EgMM-Corpus: A Multimodal Vision-Language Dataset for Egyptian Culture
This provides a benchmark for developing culturally aware AI models, addressing a gap for Egyptian culture, but it is incremental as it focuses on dataset creation without new methods.
The authors tackled the lack of multimodal culturally diverse datasets for Egyptian culture by introducing EgMM-Corpus, a dataset with over 3,000 images across 313 concepts, and found that CLIP achieved 21.2% Top-1 and 36.4% Top-5 accuracy on it, highlighting cultural bias in vision-language models.
Despite recent advances in AI, multimodal culturally diverse datasets are still limited, particularly for regions in the Middle East and Africa.
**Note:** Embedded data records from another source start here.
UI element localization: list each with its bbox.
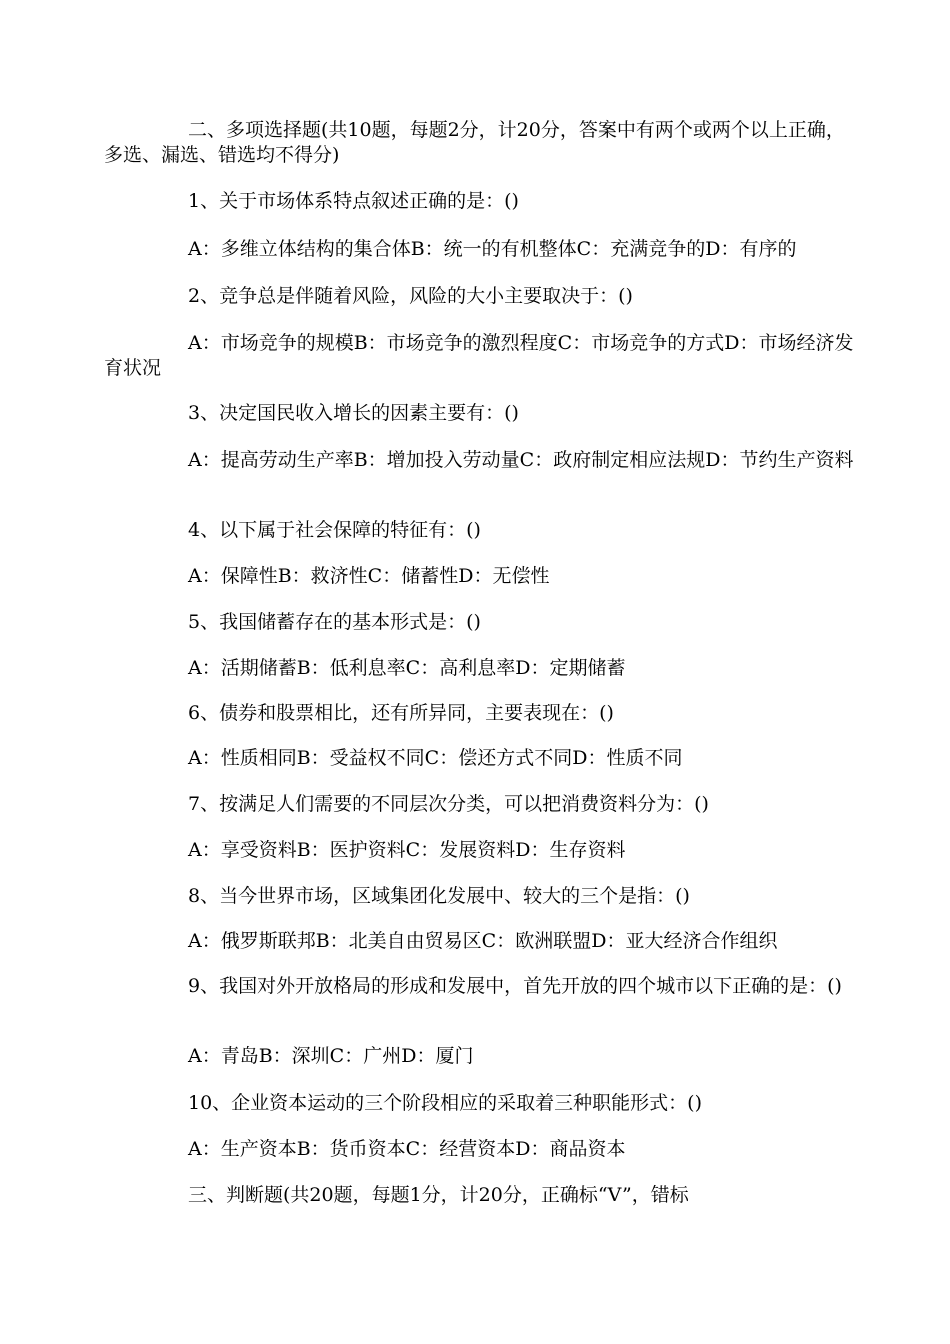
question-9: 9、我国对外开放格局的形成和发展中，首先开放的四个城市以下正确的是：() bbox=[188, 975, 842, 997]
question-8: 8、当今世界市场，区域集团化发展中、较大的三个是指：() bbox=[188, 885, 690, 907]
question-5-options: A：活期储蓄B：低利息率C：高利息率D：定期储蓄 bbox=[188, 657, 626, 679]
question-9-options: A：青岛B：深圳C：广州D：厦门 bbox=[188, 1045, 474, 1067]
question-4-options: A：保障性B：救济性C：储蓄性D：无偿性 bbox=[188, 565, 550, 587]
section-heading-multiple-choice: 二、多项选择题(共10题，每题2分，计20分，答案中有两个或两个以上正确，多选、漏选、错选均不得分) bbox=[104, 119, 845, 166]
question-1: 1、关于市场体系特点叙述正确的是：() bbox=[188, 190, 519, 212]
question-7: 7、按满足人们需要的不同层次分类，可以把消费资料分为：() bbox=[188, 793, 709, 815]
question-2: 2、竞争总是伴随着风险，风险的大小主要取决于：() bbox=[188, 285, 633, 307]
question-6: 6、债券和股票相比，还有所异同，主要表现在：() bbox=[188, 702, 614, 724]
question-3-options: A：提高劳动生产率B：增加投入劳动量C：政府制定相应法规D：节约生产资料 bbox=[188, 449, 854, 471]
question-1-options: A：多维立体结构的集合体B：统一的有机整体C：充满竞争的D：有序的 bbox=[188, 238, 797, 260]
question-4: 4、以下属于社会保障的特征有：() bbox=[188, 519, 481, 541]
question-10: 10、企业资本运动的三个阶段相应的采取着三种职能形式：() bbox=[188, 1092, 703, 1114]
question-7-options: A：享受资料B：医护资料C：发展资料D：生存资料 bbox=[188, 839, 626, 861]
question-8-options: A：俄罗斯联邦B：北美自由贸易区C：欧洲联盟D：亚大经济合作组织 bbox=[188, 930, 778, 952]
section-heading-true-false: 三、判断题(共20题，每题1分，计20分，正确标“V”，错标 bbox=[188, 1184, 689, 1206]
question-2-options: A：市场竞争的规模B：市场竞争的激烈程度C：市场竞争的方式D：市场经济发育状况 bbox=[104, 332, 854, 379]
question-5: 5、我国储蓄存在的基本形式是：() bbox=[188, 611, 481, 633]
question-3: 3、决定国民收入增长的因素主要有：() bbox=[188, 402, 519, 424]
question-10-options: A：生产资本B：货币资本C：经营资本D：商品资本 bbox=[188, 1138, 626, 1160]
question-6-options: A：性质相同B：受益权不同C：偿还方式不同D：性质不同 bbox=[188, 747, 683, 769]
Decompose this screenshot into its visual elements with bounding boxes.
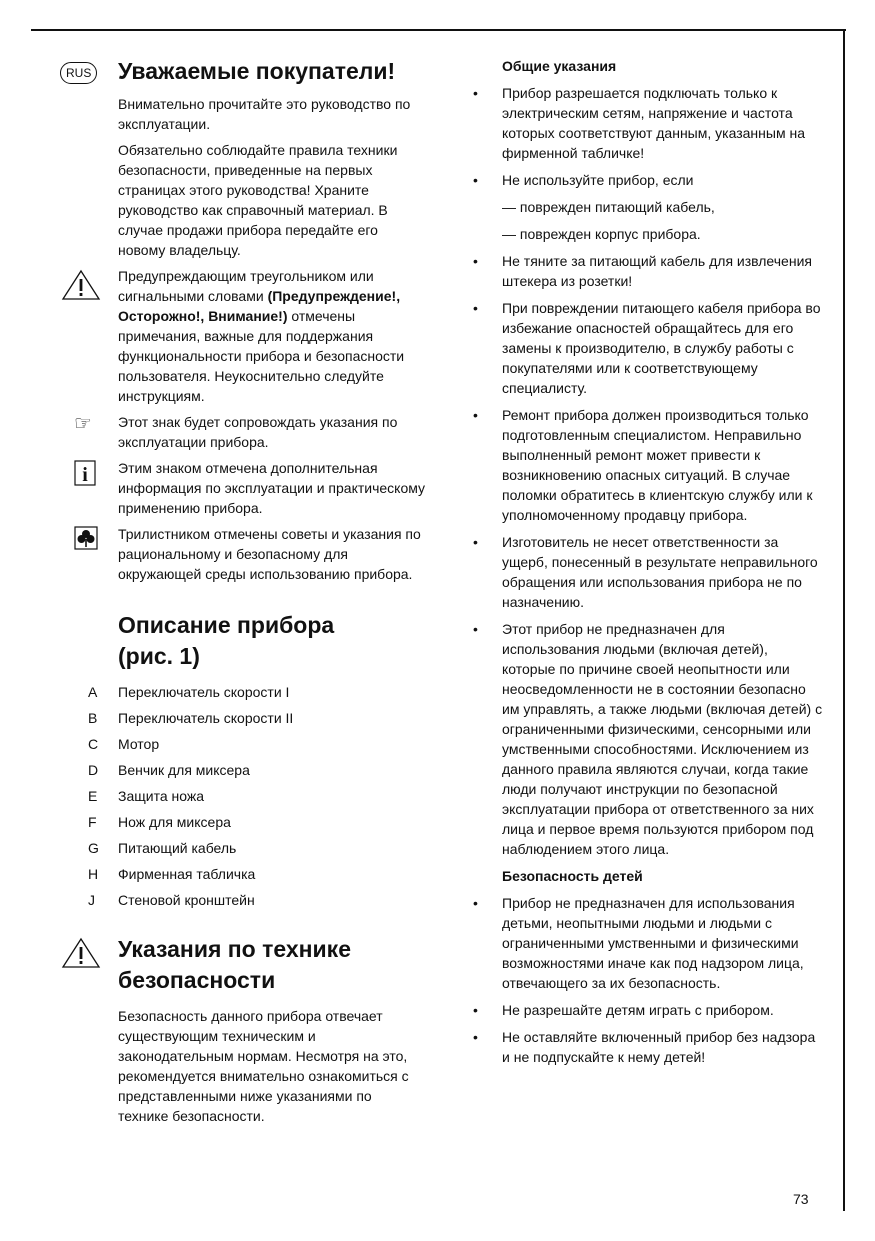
warning-triangle-icon [60,268,102,307]
list-item: • Не разрешайте детям играть с прибором. [473,1002,774,1018]
list-item: D Венчик для миксера [88,762,250,778]
clover-note-text: Трилистником отмечены советы и указания по рациональному и безопасному для окружающей среды использованию прибора. [118,526,421,582]
list-item: • Изготовитель не несет ответственности за ущерб, понесенный в результате неправильного обращения или использования прибора не по назначению. [473,534,818,610]
svg-text:i: i [82,464,88,486]
clover-icon [74,526,98,555]
safety-title-line-2: безопасности [118,967,276,993]
list-item: G Питающий кабель [88,840,237,856]
list-item: F Нож для миксера [88,814,231,830]
info-icon [74,460,96,491]
general-instructions-title: Общие указания [502,58,617,74]
clover-symbol-note [60,524,425,584]
left-column [60,56,425,1126]
description-title-line-1: Описание прибора [118,612,335,638]
info-symbol-note [60,458,425,518]
right-column [468,56,823,1074]
safety-title-line-1: Указания по технике [118,936,351,962]
pointing-hand-icon: ☞ [74,413,92,435]
description-title-line-2: (рис. 1) [118,643,200,669]
list-item: • Не тяните за питающий кабель для извлечения штекера из розетки! [473,253,812,289]
list-item: • Не оставляйте включенный прибор без надзора и не подпускайте к нему детей! [473,1029,816,1065]
safety-heading [60,934,425,996]
info-note-text: Этим знаком отмечена дополнительная информация по эксплуатации и практическому применению прибора. [118,460,426,516]
list-item: B Переключатель скорости II [88,710,294,726]
page-frame-right [843,29,845,1211]
list-item: • Этот прибор не предназначен для использования людьми (включая детей), которые по причине своей неопытности или неосведомленности не в состоянии безопасно им управлять, а также людьми (включая детей) с ограниченными физическими, сенсорными или умственными способностями. Исключением из данного правила являются случаи, когда такие люди получают инструкции по безопасной эксплуатации прибора от ответственного за них лица и первое время пользуются прибором под наблюдением этого лица. [473,621,823,857]
warning-note-signal-words: (Предупреждение!, Осторожно!, Внимание!) [118,288,401,324]
greeting-paragraph-1: Внимательно прочитайте это руководство по эксплуатации. [118,96,411,132]
list-item: E Защита ножа [88,788,205,804]
warning-note-text: Предупреждающим треугольником или сигнальными словами (Предупреждение!, Осторожно!, Внимание!) отмечены примечания, важные для поддержания функциональности прибора и безопасности пользователя. Неукоснительно следуйте инструкциям. [118,268,405,404]
warning-symbol-note [60,266,425,406]
safety-intro: Безопасность данного прибора отвечает существующим техническим и законодательным нормам. Несмотря на это, рекомендуется внимательно ознакомиться с представленными ниже указаниями по технике безопасности. [118,1008,409,1124]
list-item: J Стеновой кронштейн [88,892,255,908]
language-badge: RUS [60,62,97,84]
description-heading [60,610,425,672]
safety-warning-triangle-icon [60,936,102,975]
greeting-paragraph-2: Обязательно соблюдайте правила техники безопасности, приведенные на первых страницах этого руководства! Храните руководство как справочный материал. В случае продажи прибора передайте его новому владельцу. [118,142,398,258]
hand-note-text: Этот знак будет сопровождать указания по эксплуатации прибора. [118,414,398,450]
list-item: • Не используйте прибор, если [473,172,694,188]
list-item: • Прибор не предназначен для использования детьми, неопытными людьми и людьми с ограниченными умственными и физическими возможностями иначе как под надзором лица, отвечающего за их безопасность. [473,895,804,991]
list-item: C Мотор [88,736,160,752]
hand-symbol-note [60,412,425,452]
page-number: 73 [793,1191,809,1207]
greeting-heading [60,56,425,86]
child-safety-title: Безопасность детей [502,868,643,884]
list-item: • Прибор разрешается подключать только к электрическим сетям, напряжение и частота которых соответствуют данным, указанным на фирменной табличке! [473,85,805,161]
list-item: H Фирменная табличка [88,866,256,882]
page-frame-top [31,29,846,31]
list-item: • Ремонт прибора должен производиться только подготовленным специалистом. Неправильно выполненный ремонт может привести к возникновению опасных ситуаций. В случае поломки обратитесь в клиентскую службу или к уполномоченному продавцу прибора. [473,407,813,523]
list-item: A Переключатель скорости I [88,684,290,700]
parts-list [60,682,425,910]
list-sub-item: — поврежден питающий кабель, [502,199,715,215]
greeting-title: Уважаемые покупатели! [118,58,396,84]
list-item: • При повреждении питающего кабеля прибора во избежание опасностей обращайтесь для его замены к производителю, в службу работы с покупателями или к соответствующему специалисту. [473,300,821,396]
list-sub-item: — поврежден корпус прибора. [502,226,701,242]
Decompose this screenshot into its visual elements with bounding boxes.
In this paper, we introduce EgMM-Corpus, a multimodal dataset dedicated to Egyptian culture. By designing and running a new data collection pipeline, we collected over 3,000 images, covering 313 concepts across landmarks, food, and folklore. Each entry in the dataset is manually validated for cultural authenticity and multimodal coherence. EgMM-Corpus aims to provide a reliable resource for evaluating and training vision-language models in an Egyptian cultural context. We further evaluate the zero-shot performance of Contrastive Language-Image Pre-training CLIP on EgMM-Corpus, on which it achieves 21.2% Top-1 accuracy and 36.4% Top-5 accuracy in classification. These results underscore the existing cultural bias in large-scale vision-language models and demonstrate the importance of EgMM-Corpus as a benchmark for developing culturally aware models.